Nike also recently got in on the act with its Nike Adventure Club subscription service. There are three tiers of subscription which see you get anything from four pairs of shoes a year to 12. You keep the shoes you like and send back those you don’t. What’s nice is that when a paid or shoes reach the end of their lifetime you can send them back for Nike to donate or recycle. The service is highly tailored to kids with each box personalised with their name and full of activities and stickers.
Walmart also has a styling service for kids through its partnership with KIDBOX. The contents of each box are chosen by a KIDBOX stylist based on their preferences, the season and where they live. The boxes cost $48 and can be set automatically to appear when the season changes, summer holidays start and back-to-school rolls around.
With all of these services retailers are looking to secure repeat business.

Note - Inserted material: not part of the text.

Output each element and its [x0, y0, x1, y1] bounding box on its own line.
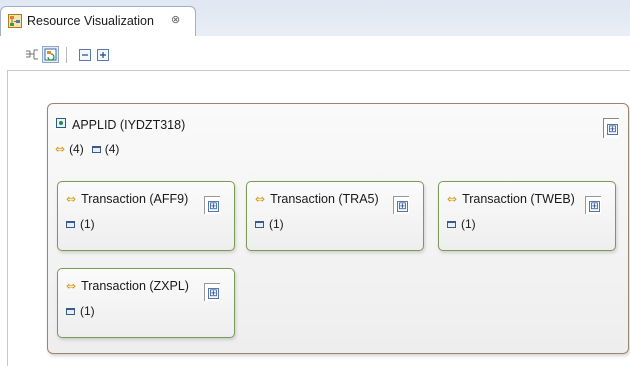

Rather than requiring someone to go into the store or even look through the huge array of options online, they can automate their kids clothes shopping from home. It’s an attractive proposition for the time pushed, as well as being a way for retailers to keep customers loyal.
Expect to see subscription services for kids expanding. Why couldn’t there be a Disney club that sends out a different Disney film each month and some accompanying merchandise and toys? Or a Lego subscription box that helps you turn a base set of bricks into something new each month? A Barbie or teddy bear outfit subscription?
Price point is naturally important here, but we can see the potential for toys to crossover into subscription services in an exciting way.
What’s the future of toy retail?
Successful toy retail is based around the same principles as toys themselves – fun, exciting, educational. The best toys open up our imaginations and allow us to make connections in new ways. They teach us about ourselves, the world around us and they stay with us. They create lasting memories. They make us happy. They’re fun.
Great toy retail in the future is about tapping into those same traits. Physical stores and experiences should be fun. The memories should stick with us and give us a warm glow of nostalgia for years to come. A big space filled with nothing but aisles piled high with boxes will not do that for anyone.
Digital should always enhance and never overpower. There’s a sheer simplicity to unboxing videos that massively contributes to their success. We instinctively understand and recognise the experience of opening something for the first time. There’s not a lot of barrier. Overcomplicated or unfamiliar uses of technology such as, for example, recreating stores in VR don’t hit the mark in the same way.
The experiential trend has certainly come at a good time for toy retailers, but then experience should always have been at the heart of toy retailing. The love that we have for the toys of our youth is a fierce one. Cultivating it means letting minds run wild and hands get stuck in.
Toy retail needs to come out and play. If we can’t play with the thing, we can’t fall in love with it. If toy retail is too grown-up, then we can’t be children in it. And if we can’t be children then what do we need toys for anyway?